In accord with his personal adherence to a young-earth perspective, Wile relies heavily on selective, and at times incorrect, scientific literature. The General Science text departs from established geology. The Physical Science text casts doubts on the reliability of radiometric dating methods—mostly on carbon-14 dating (pp. 337-340)—and briefly promotes the cosmology of Dr. Russell Humphreys (pp. 426-427). Again, these discussions overlook alternative, rigorously tested theories proposed by Christian scholars. As a result, they could be a source of confusion for students.

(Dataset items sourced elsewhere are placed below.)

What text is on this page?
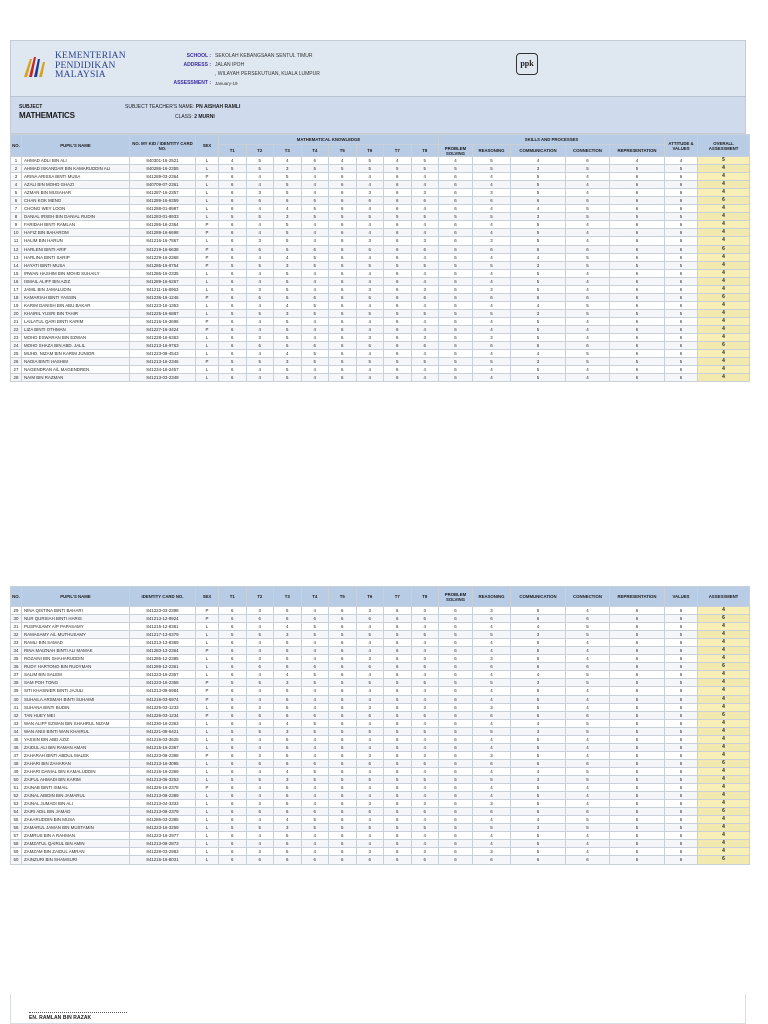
KEMENTERIAN
PENDIDIKAN
MALAYSIA
SCHOOL : SEKOLAH KEBANGSAAN SENTUL TIMUR
ADDRESS : JALAN IPOH
, WILAYAH PERSEKUTUAN, KUALA LUMPUR
ASSESSMENT : January-19
ppk
SUBJECT
MATHEMATICS
SUBJECT TEACHER'S NAME: PN AISHAH RAMLI
CLASS: 2 MURNI
NO.	PUPIL'S NAME	NO. MY KID / IDENTITY CARD NO.	SEX	MATHEMATICAL KNOWLEDGE								SKILLS AND PROCESSES					ATTITUDE & VALUES	OVERALL ASSESSMENT
				T1	T2	T3	T4	T5	T6	T7	T8	PROBLEM SOLVING	REASONING	COMMUNICATION	CONNECTION	REPRESENTATION		
1	AHMAD ADLI BIN ALI	840301-16-2521	L	4	5	4	6	4	5	4	5	4	5	4	6	4	4	5
2	AHMAD ISKANDAR BIN KAMARUDDIN ALI	840286-16-2355	L	5	5	3	5	5	5	5	5	5	5	3	5	5	5	4
3	ARINA ARISSA BINTI MUSA	841289-03-2364	P	6	4	5	4	6	4	6	4	6	4	5	4	6	6	4
4	AZALI BIN MOHD GHAZI	840709-07-2361	L	6	4	5	4	6	4	6	4	6	4	5	4	6	6	4
5	AZMAN BIN MUSAHAR	841287-16-2357	L	6	3	5	4	6	3	6	3	6	3	5	4	6	6	4
6	CHAN KOK MENG	841289-16-6359	L	6	6	6	6	6	6	6	6	6	6	6	6	6	6	6
7	CHONG WEY LOON	841288-01-8987	L	6	4	4	5	6	4	6	4	6	4	4	5	6	6	4
8	DANIAL IRSEH BIN DANIAL RUDIN	841283-01-8933	L	5	5	3	5	5	5	5	5	5	5	3	5	5	5	4
9	FARIDAH BINTI RAMLAN	841286-16-2364	P	6	4	5	4	6	4	6	4	6	4	5	4	6	6	4
10	HAFIZ BIN BAHAROM	841289-16-6698	P	6	4	5	4	6	4	6	4	6	4	5	4	6	6	4
11	HALIM BIN HARUN	841216-16-7867	L	6	3	5	4	6	3	6	3	6	3	5	4	6	6	4
12	HARLENI BINTI ARIF	841219-16-6638	P	6	6	6	6	6	6	6	6	6	6	6	6	6	6	6
13	HARLINA BINTI SARIP	841229-16-2368	P	6	4	4	5	6	4	6	4	6	4	4	5	6	6	4
14	HAYATI BINTI MUSA	841285-16-8754	P	5	5	3	5	5	5	5	5	5	5	3	5	5	5	4
15	IRWAN HASHIM BIN MOHD SUHAILY	841286-16-2335	L	6	4	5	4	6	4	6	4	6	4	5	4	6	6	4
16	ISMAIL ALIFF BIN AZIZ	841289-16-6267	L	6	4	5	4	6	4	6	4	6	4	5	4	6	6	4
17	JAMIL BIN JAMALUDIN	841211-16-8963	L	6	3	5	4	6	3	6	3	6	3	5	4	6	6	4
18	KAMARIAH BINTI YASSIN	841236-16-1246	P	6	6	6	6	6	6	6	6	6	6	6	6	6	6	6
19	KARIM DANISH BIN ABU BAKAR	841223-16-1353	L	6	4	4	5	6	4	6	4	6	4	4	5	6	6	4
20	KHAIRIL YUSRI BIN TAHIR	841225-16-6887	L	5	5	3	5	5	5	5	5	5	5	3	5	5	5	4
21	LAILATUL QARI BINTI KARIM	841216-16-3696	P	6	4	5	4	6	4	6	4	6	4	5	4	6	6	4
22	LIZA BINTI OTHMAN	841227-16-3424	P	6	4	5	4	6	4	6	4	6	4	5	4	6	6	4
23	MOHD ESWARAN BIN EZWAN	841228-16-6363	L	6	3	5	4	6	3	6	3	6	3	5	4	6	6	4
24	MOHD SHAZA BIN ABD. JALIL	841213-16-9763	L	6	6	6	6	6	6	6	6	6	6	6	6	6	6	6
25	MUHD. NIZAM BIN KARIM JUNIOR	841223-08-4543	L	6	4	4	5	6	4	6	4	6	4	4	5	6	6	4
26	NADIA BINTI HASHIM	841213-16-2346	P	5	5	3	5	5	5	5	5	5	5	3	5	5	5	4
27	NAGENDRAN A/L MAGENDREN	841234-16-2457	L	6	4	5	4	6	4	6	4	6	4	5	4	6	6	4
28	NAIM BIN RAZMAN	841213-03-2349	L	6	4	5	4	6	4	6	4	6	4	5	4	6	6	4
NO.	PUPIL'S NAME	IDENTITY CARD NO.	SEX	T1	T2	T3	T4	T5	T6	T7	T8	PROBLEM SOLVING	REASONING	COMMUNICATION	CONNECTION	REPRESENTATION	VALUES	ASSESSMENT
29	NINA QISTINA BINTI BAHARI	841223-03-2398	P	6	3	5	4	6	3	6	3	6	3	5	4	6	6	4
30	NUR QURSIAH BINTI HARIS	841213-12-8924	P	6	6	6	6	6	6	6	6	6	6	6	6	6	6	6
31	PUSPASAMY A/P PAPASAMY	841215-12-8361	L	6	4	4	5	6	4	6	4	6	4	4	5	6	6	4
32	RAMASAMY A/L MUTHUSAMY	841217-13-6379	L	5	5	3	5	5	5	5	5	5	5	3	5	5	5	4
33	RAMLI BIN SAMAD	841213-13-8369	L	6	4	5	4	6	4	6	4	6	4	5	4	6	6	4
34	RINA MAIZNAH BINTI ALI MAMAK	841283-13-2364	P	6	4	5	4	6	4	6	4	6	4	5	4	6	6	4
35	ROZAINI BIN SHAHARUDDIN	841285-12-2385	L	6	3	5	4	6	3	6	3	6	3	5	4	6	6	4
36	RUDY HARTONO BIN RUDYMAN	841289-12-2361	L	6	6	6	6	6	6	6	6	6	6	6	6	6	6	6
37	SALIM BIN SALEM	841223-16-2357	L	6	4	4	5	6	4	6	4	6	4	4	5	6	6	4
38	SAM POH TONG	841223-16-2358	P	5	5	3	5	5	5	5	5	5	5	3	5	5	5	4
39	SITI KHASNIER BINTI JAJULI	841213-08-5984	P	6	4	5	4	6	4	6	4	6	4	5	4	6	6	4
40	SUHAILA ARSMAH BINTI SUHAIMI	841216-03-6974	P	6	4	5	4	6	4	6	4	6	4	5	4	6	6	4
41	SUHANA BINTI BUDIN	841225-03-1233	L	6	3	5	4	6	3	6	3	6	3	5	4	6	6	4
42	TAN HUEY MEI	841226-03-1234	P	6	6	6	6	6	6	6	6	6	6	6	6	6	6	6
43	WAN ALIFF EZWAN BIN SHAHRUL NIZAM	841230-16-2363	L	6	4	4	5	6	4	6	4	6	4	4	5	6	6	4
44	WAN ANIS BINTI WAN KHAIRUL	841221-08-6421	L	5	5	3	5	5	5	5	5	5	5	3	5	5	5	4
45	YASSIN BIN ABD AZIZ	841216-03-3625	L	6	4	5	4	6	4	6	4	6	4	5	4	6	6	4
46	ZAIDUL ALI BIN RAMAN AMAN	841215-16-2367	L	6	4	5	4	6	4	6	4	6	4	5	4	6	6	4
47	ZAHARAH BINTI ABDUL MALEK	841223-08-2398	P	6	3	5	4	6	3	6	3	6	3	5	4	6	6	4
48	ZAHARI BIN ZAHARAN	841213-16-3095	L	6	6	6	6	6	6	6	6	6	6	6	6	6	6	6
49	ZAHARI DANIAL BIN KAMALUDDIN	841216-16-2369	L	6	4	4	5	6	4	6	4	6	4	4	5	6	6	4
50	ZAIFUL AHMADI BIN KARIM	841213-06-3253	L	5	5	3	5	5	5	5	5	5	5	3	5	5	5	4
51	ZAINAB BINTI ISMAIL	841226-16-2378	P	6	4	5	4	6	4	6	4	6	4	5	4	6	6	4
52	ZAINAL ABIDIN BIN JAMARUL	841213-08-2389	L	6	4	5	4	6	4	6	4	6	4	5	4	6	6	4
53	ZAINAL JUMADI BIN ALI	841213-04-3333	L	6	3	5	4	6	3	6	3	6	3	5	4	6	6	4
54	ZAIRI ADIL BIN JAMAD	841213-08-2379	L	6	6	6	6	6	6	6	6	6	6	6	6	6	6	6
55	ZAKARUDDIN BIN MUSA	841286-03-2385	L	6	4	4	5	6	4	6	4	6	4	4	5	6	6	4
56	ZAMARUL JAMAN BIN MUSTAMIN	841223-16-3259	L	5	5	3	5	5	5	5	5	5	5	3	5	5	5	4
57	ZAMRUS BIN A RAHMAN	841223-16-2977	L	6	4	5	4	6	4	6	4	6	4	5	4	6	6	4
58	ZAMZATUL QAIRUL BIN AMIN	841213-08-2873	L	6	4	5	4	6	4	6	4	6	4	5	4	6	6	4
59	ZAMZAM BIN ZAIDUL AMRAN	841228-03-2983	L	6	3	5	4	6	3	6	3	6	3	5	4	6	6	4
60	ZAINZURI BIN SHAMSURI	841216-16-8031	L	6	6	6	6	6	6	6	6	6	6	6	6	6	6	6
EN. RAMLAN BIN RAZAK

This reviewer appreciates Wile's desire to teach critical-thinking skills to homeschool students. Such skills ought to be emphasized in any sound educational program. Wile models appropriate skepticism in his approach to radical environmentalism. He challenges the student to ask probing questions in response to popular claims about the effects of greenhouse gases and the depletion of the ozone layer. He also emphasizes the need to verify scientific claims and question faulty assumptions and less-than-objective observations. While this reviewer applauds Wile's efforts, reservations remain as to the veracity of some of the research he uses to support his conclusions.

The Art of Teaching

The very thought of guiding children through the travails of high-school chemistry and physics can be daunting to parents. Wile deserves commendation for his commitment to enabling Christian parents to homeschool their children all the way through the twelfth grade. Equipping parents to give their children a solid science education integrated with the Christian worldview (in a user-friendly manner) characterizes his goal. Wile believes that all parents, even those who do not possess a rigorous scientific background, have the ability to give their children a quality science education at home. His conversational style reads more easily than typical science textbooks, and his nontechnical approach is intended to enable parents to learn the material alongside their children.

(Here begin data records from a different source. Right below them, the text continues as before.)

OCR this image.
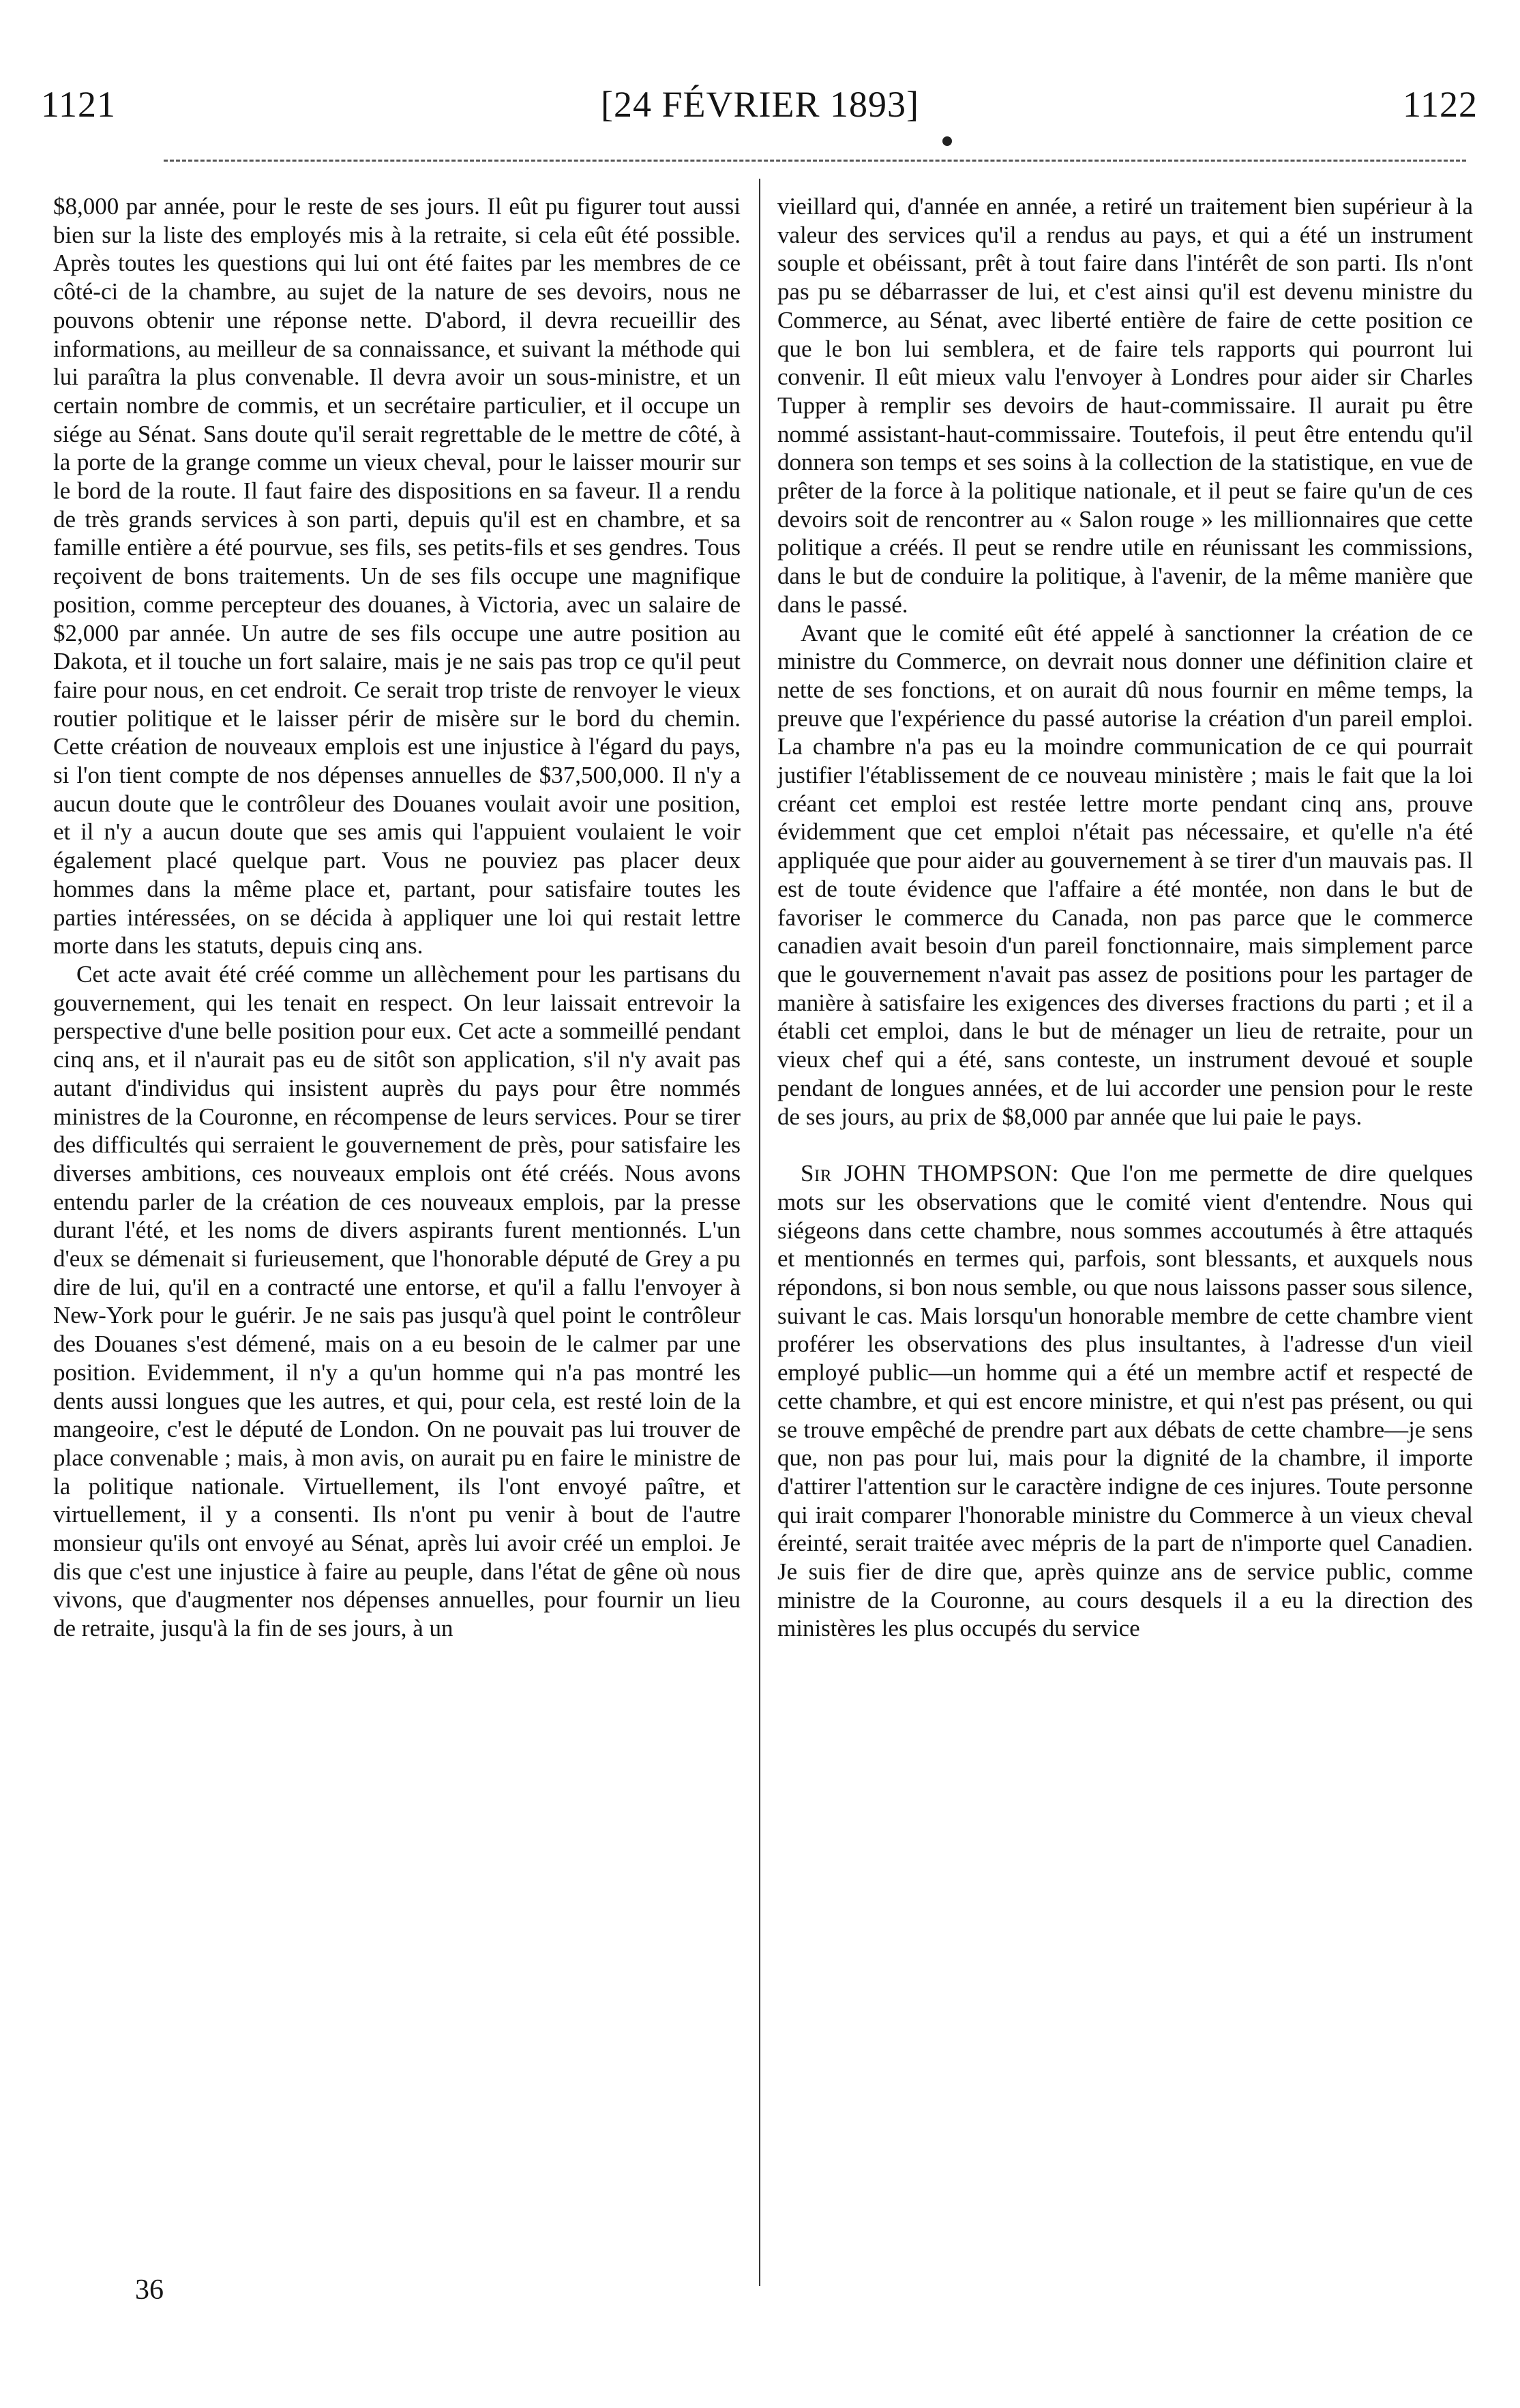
1121	[24 FÉVRIER 1893]	1122

$8,000 par année, pour le reste de ses jours. Il eût pu figurer tout aussi bien sur la liste des employés mis à la retraite, si cela eût été possible. Après toutes les questions qui lui ont été faites par les membres de ce côté-ci de la chambre, au sujet de la nature de ses devoirs, nous ne pouvons obtenir une réponse nette. D'abord, il devra recueillir des informations, au meilleur de sa connaissance, et suivant la méthode qui lui paraîtra la plus convenable. Il devra avoir un sous-ministre, et un certain nombre de commis, et un secrétaire particulier, et il occupe un siége au Sénat. Sans doute qu'il serait regrettable de le mettre de côté, à la porte de la grange comme un vieux cheval, pour le laisser mourir sur le bord de la route. Il faut faire des dispositions en sa faveur. Il a rendu de très grands services à son parti, depuis qu'il est en chambre, et sa famille entière a été pourvue, ses fils, ses petits-fils et ses gendres. Tous reçoivent de bons traitements. Un de ses fils occupe une magnifique position, comme percepteur des douanes, à Victoria, avec un salaire de $2,000 par année. Un autre de ses fils occupe une autre position au Dakota, et il touche un fort salaire, mais je ne sais pas trop ce qu'il peut faire pour nous, en cet endroit. Ce serait trop triste de renvoyer le vieux routier politique et le laisser périr de misère sur le bord du chemin. Cette création de nouveaux emplois est une injustice à l'égard du pays, si l'on tient compte de nos dépenses annuelles de $37,500,000. Il n'y a aucun doute que le contrôleur des Douanes voulait avoir une position, et il n'y a aucun doute que ses amis qui l'appuient voulaient le voir également placé quelque part. Vous ne pouviez pas placer deux hommes dans la même place et, partant, pour satisfaire toutes les parties intéressées, on se décida à appliquer une loi qui restait lettre morte dans les statuts, depuis cinq ans.

Cet acte avait été créé comme un allèchement pour les partisans du gouvernement, qui les tenait en respect. On leur laissait entrevoir la perspective d'une belle position pour eux. Cet acte a sommeillé pendant cinq ans, et il n'aurait pas eu de sitôt son application, s'il n'y avait pas autant d'individus qui insistent auprès du pays pour être nommés ministres de la Couronne, en récompense de leurs services. Pour se tirer des difficultés qui serraient le gouvernement de près, pour satisfaire les diverses ambitions, ces nouveaux emplois ont été créés. Nous avons entendu parler de la création de ces nouveaux emplois, par la presse durant l'été, et les noms de divers aspirants furent mentionnés. L'un d'eux se démenait si furieusement, que l'honorable député de Grey a pu dire de lui, qu'il en a contracté une entorse, et qu'il a fallu l'envoyer à New-York pour le guérir. Je ne sais pas jusqu'à quel point le contrôleur des Douanes s'est démené, mais on a eu besoin de le calmer par une position. Evidemment, il n'y a qu'un homme qui n'a pas montré les dents aussi longues que les autres, et qui, pour cela, est resté loin de la mangeoire, c'est le député de London. On ne pouvait pas lui trouver de place convenable ; mais, à mon avis, on aurait pu en faire le ministre de la politique nationale. Virtuellement, ils l'ont envoyé paître, et virtuellement, il y a consenti. Ils n'ont pu venir à bout de l'autre monsieur qu'ils ont envoyé au Sénat, après lui avoir créé un emploi. Je dis que c'est une injustice à faire au peuple, dans l'état de gêne où nous vivons, que d'augmenter nos dépenses annuelles, pour fournir un lieu de retraite, jusqu'à la fin de ses jours, à un

vieillard qui, d'année en année, a retiré un traitement bien supérieur à la valeur des services qu'il a rendus au pays, et qui a été un instrument souple et obéissant, prêt à tout faire dans l'intérêt de son parti. Ils n'ont pas pu se débarrasser de lui, et c'est ainsi qu'il est devenu ministre du Commerce, au Sénat, avec liberté entière de faire de cette position ce que le bon lui semblera, et de faire tels rapports qui pourront lui convenir. Il eût mieux valu l'envoyer à Londres pour aider sir Charles Tupper à remplir ses devoirs de haut-commissaire. Il aurait pu être nommé assistant-haut-commissaire. Toutefois, il peut être entendu qu'il donnera son temps et ses soins à la collection de la statistique, en vue de prêter de la force à la politique nationale, et il peut se faire qu'un de ces devoirs soit de rencontrer au « Salon rouge » les millionnaires que cette politique a créés. Il peut se rendre utile en réunissant les commissions, dans le but de conduire la politique, à l'avenir, de la même manière que dans le passé.

Avant que le comité eût été appelé à sanctionner la création de ce ministre du Commerce, on devrait nous donner une définition claire et nette de ses fonctions, et on aurait dû nous fournir en même temps, la preuve que l'expérience du passé autorise la création d'un pareil emploi. La chambre n'a pas eu la moindre communication de ce qui pourrait justifier l'établissement de ce nouveau ministère ; mais le fait que la loi créant cet emploi est restée lettre morte pendant cinq ans, prouve évidemment que cet emploi n'était pas nécessaire, et qu'elle n'a été appliquée que pour aider au gouvernement à se tirer d'un mauvais pas. Il est de toute évidence que l'affaire a été montée, non dans le but de favoriser le commerce du Canada, non pas parce que le commerce canadien avait besoin d'un pareil fonctionnaire, mais simplement parce que le gouvernement n'avait pas assez de positions pour les partager de manière à satisfaire les exigences des diverses fractions du parti ; et il a établi cet emploi, dans le but de ménager un lieu de retraite, pour un vieux chef qui a été, sans conteste, un instrument devoué et souple pendant de longues années, et de lui accorder une pension pour le reste de ses jours, au prix de $8,000 par année que lui paie le pays.

Sir JOHN THOMPSON: Que l'on me permette de dire quelques mots sur les observations que le comité vient d'entendre. Nous qui siégeons dans cette chambre, nous sommes accoutumés à être attaqués et mentionnés en termes qui, parfois, sont blessants, et auxquels nous répondons, si bon nous semble, ou que nous laissons passer sous silence, suivant le cas. Mais lorsqu'un honorable membre de cette chambre vient proférer les observations des plus insultantes, à l'adresse d'un vieil employé public—un homme qui a été un membre actif et respecté de cette chambre, et qui est encore ministre, et qui n'est pas présent, ou qui se trouve empêché de prendre part aux débats de cette chambre—je sens que, non pas pour lui, mais pour la dignité de la chambre, il importe d'attirer l'attention sur le caractère indigne de ces injures. Toute personne qui irait comparer l'honorable ministre du Commerce à un vieux cheval éreinté, serait traitée avec mépris de la part de n'importe quel Canadien. Je suis fier de dire que, après quinze ans de service public, comme ministre de la Couronne, au cours desquels il a eu la direction des ministères les plus occupés du service

36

The downside, however, is that this style can be tedious. For example, the chapters of the General Science text open with lengthy discussions about the history of science. Not many middle school-aged children are likely to find this information fascinating enough to warrant page after page of explanation. The placement of this discussion seems ill-timed and could be a real turn-off to students, which would be a shame so early in the school year. Every homeschool parent dreads hearing the words, "I hate science." The road back to loving it can be a difficult one.

Supplementary Materials

Each textbook includes a supplementary workbook that contains the answers to student exercises and periodic exams. Because Wile specifically wrote his texts for use in homeschool situations, he deliberately geared his lab exercises for the home setting. Written in simple language, instructions can be interpreted easily by students with occasional help from parents.

Concluding Thoughts

This reviewer finds much to be positive in Wile's middle-school curriculum. His expressed desire to present both sides of the creation-date controversy is appreciated. Nevertheless, though Wile is not openly anti-old-earth creationism, he casts enough doubt on the credibility of the old-earth position that a student would be discouraged from seriously considering it. These concerns prevent this reviewer from giving a wholehearted endorsement of Wile's middle-school curriculum. However, highly motivated and scientifically savvy parents may decide his texts provide a valuable launching pad to discuss age-of-the-earth issues with their children.